MortgageCostsGuide

Cash-Out Refinance: The Tax Side Nobody Explains

Let's start with the good news: the cash you receive from a cash-out refinance is not taxable income. You're not earning money — you're borrowing against equity you already own. The IRS doesn't count a loan as income.

But that's only part of the story. The real tax question isn't about the cash itself — it's about what happens to your mortgage interest deduction, and what you do with the money.

How a Cash-Out Refi Changes Your Interest Deduction

When you do a cash-out refinance, your new loan balance is higher than your old one. That larger balance means more interest — but not all of that interest is necessarily deductible.

The rule (from IRS Publication 936): the additional debt created by the cash-out portion is only deductible if you used that money to buy, build, or substantially improve your home.

Example: You owe $300,000 on your mortgage. You do a cash-out refi and take out $380,000, pocketing $80,000. If you use that $80,000 to renovate your kitchen, the interest on the full $380,000 is deductible (assuming you're under the $750,000 total debt limit). If you use it to pay off credit cards, only the interest on the original $300,000 is deductible.

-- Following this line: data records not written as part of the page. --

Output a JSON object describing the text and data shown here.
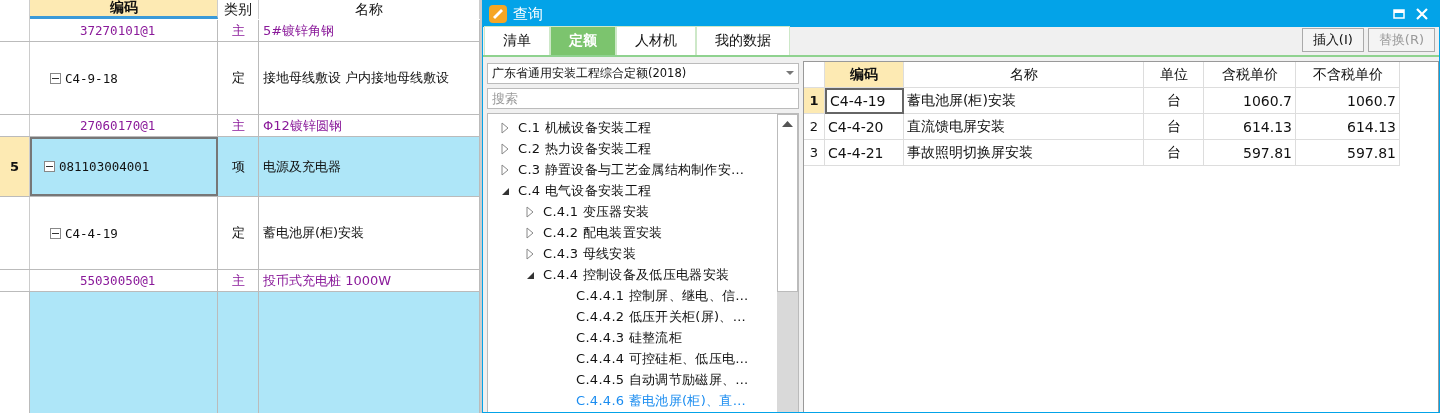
{
  "grid": {
    "columns": [
      {
        "label": "编码",
        "active": true
      },
      {
        "label": "类别",
        "active": false
      },
      {
        "label": "名称",
        "active": false
      }
    ],
    "rows": [
      {
        "kind": "material",
        "code": "37270101@1",
        "type": "主",
        "name": "5#镀锌角钢",
        "selected": false
      },
      {
        "kind": "quota",
        "code": "C4-9-18",
        "type": "定",
        "name": "接地母线敷设 户内接地母线敷设",
        "expanded": true,
        "selected": false
      },
      {
        "kind": "material",
        "code": "27060170@1",
        "type": "主",
        "name": "Φ12镀锌圆钢",
        "selected": false
      },
      {
        "kind": "item",
        "number": "5",
        "code": "081103004001",
        "type": "项",
        "name": "电源及充电器",
        "expanded": true,
        "selected": true
      },
      {
        "kind": "quota",
        "code": "C4-4-19",
        "type": "定",
        "name": "蓄电池屏(柜)安装",
        "expanded": true,
        "selected": false
      },
      {
        "kind": "material",
        "code": "55030050@1",
        "type": "主",
        "name": "投币式充电桩 1000W",
        "selected": false
      }
    ]
  },
  "dialog": {
    "title": "查询",
    "tabs": [
      {
        "label": "清单",
        "selected": false
      },
      {
        "label": "定额",
        "selected": true
      },
      {
        "label": "人材机",
        "selected": false
      },
      {
        "label": "我的数据",
        "selected": false
      }
    ],
    "buttons": [
      {
        "label": "插入(I)",
        "disabled": false
      },
      {
        "label": "替换(R)",
        "disabled": true
      }
    ],
    "library": {
      "value": "广东省通用安装工程综合定额(2018)"
    },
    "search": {
      "placeholder": "搜索"
    },
    "tree": [
      {
        "label": "C.1  机械设备安装工程",
        "expanded": false
      },
      {
        "label": "C.2  热力设备安装工程",
        "expanded": false
      },
      {
        "label": "C.3  静置设备与工艺金属结构制作安…",
        "expanded": false
      },
      {
        "label": "C.4  电气设备安装工程",
        "expanded": true,
        "children": [
          {
            "label": "C.4.1  变压器安装",
            "expanded": false
          },
          {
            "label": "C.4.2  配电装置安装",
            "expanded": false
          },
          {
            "label": "C.4.3  母线安装",
            "expanded": false
          },
          {
            "label": "C.4.4  控制设备及低压电器安装",
            "expanded": true,
            "children": [
              {
                "label": "C.4.4.1  控制屏、继电、信…",
                "selected": false
              },
              {
                "label": "C.4.4.2  低压开关柜(屏)、…",
                "selected": false
              },
              {
                "label": "C.4.4.3  硅整流柜",
                "selected": false
              },
              {
                "label": "C.4.4.4  可控硅柜、低压电…",
                "selected": false
              },
              {
                "label": "C.4.4.5  自动调节励磁屏、…",
                "selected": false
              },
              {
                "label": "C.4.4.6  蓄电池屏(柜)、直…",
                "selected": true
              }
            ]
          }
        ]
      }
    ],
    "table": {
      "columns": [
        {
          "label": "编码",
          "active": true
        },
        {
          "label": "名称",
          "active": false
        },
        {
          "label": "单位",
          "active": false
        },
        {
          "label": "含税单价",
          "active": false
        },
        {
          "label": "不含税单价",
          "active": false
        }
      ],
      "rows": [
        {
          "number": "1",
          "selected": true,
          "cells": [
            "C4-4-19",
            "蓄电池屏(柜)安装",
            "台",
            "1060.7",
            "1060.7"
          ]
        },
        {
          "number": "2",
          "selected": false,
          "cells": [
            "C4-4-20",
            "直流馈电屏安装",
            "台",
            "614.13",
            "614.13"
          ]
        },
        {
          "number": "3",
          "selected": false,
          "cells": [
            "C4-4-21",
            "事故照明切换屏安装",
            "台",
            "597.81",
            "597.81"
          ]
        }
      ]
    }
  }
}
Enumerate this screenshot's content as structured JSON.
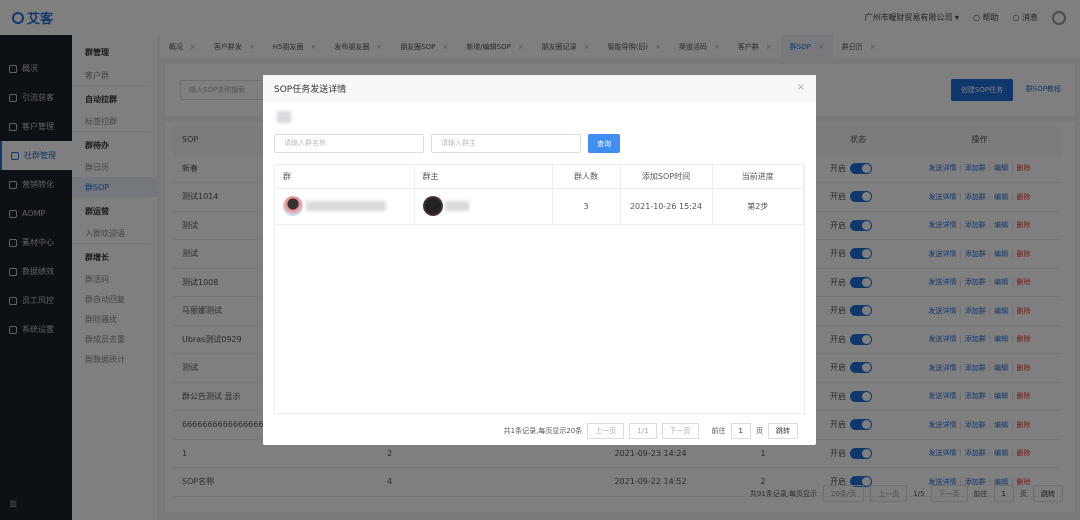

The $750,000 Debt Limit Still Applies

After a cash-out refi, your new loan balance must stay under $750,000 for the interest to be fully deductible. If you cross that threshold, you can only deduct interest on the first $750,000 of debt.

If you had a loan before December 15, 2017, you may be operating under the old $1 million limit — but refinancing resets the clock. One exception: if you refinance only the original principal balance (no cash out), you can keep the old limit.

When the Cash Is Spent on Home Improvement

This is the cleanest scenario. You put the money back into the house — new addition, kitchen gut, HVAC replacement. The IRS treats that as acquisition debt, the interest is deductible, and you also increase your cost basis in the home. That higher basis can reduce your capital gains when you eventually sell.

Keep your contractor invoices and permits. You'll want documentation if the IRS ever questions whether the work qualifies as a substantial improvement.

When the Cash Goes Somewhere Else

Using cash-out refi proceeds for anything other than home improvement — paying off debt, investing, funding a business, education — means the interest on that portion is not deductible. The popular advice to "use home equity to pay off high-interest debt" is financially sound in some cases, but the tax benefit people assume exists often doesn't.

Discount Points and Closing Costs

Unlike a purchase mortgage, where you can deduct points in full in the year paid, refinance points must be deducted over the life of the loan. If you paid 1.5 points on a $400,000 refi ($6,000 in points) on a 30-year loan, you deduct $200 per year. If you pay off or refinance again before the loan ends, you can deduct the remaining points in that final year.

What About Investment Properties?

Different rules apply. If you cash-out refinance a rental property, the interest is deductible as a business expense regardless of what you do with the money — because investment property debt is treated differently under the tax code. The residential use restriction only applies to personal residences.

The Practical Takeaway

If you're planning a cash-out refi, ask yourself two questions before you close: What am I using the money for? And does my new loan balance stay under $750,000? The answers determine how much of your interest you'll be able to deduct going forward — and over 15 to 30 years, that difference compounds significantly.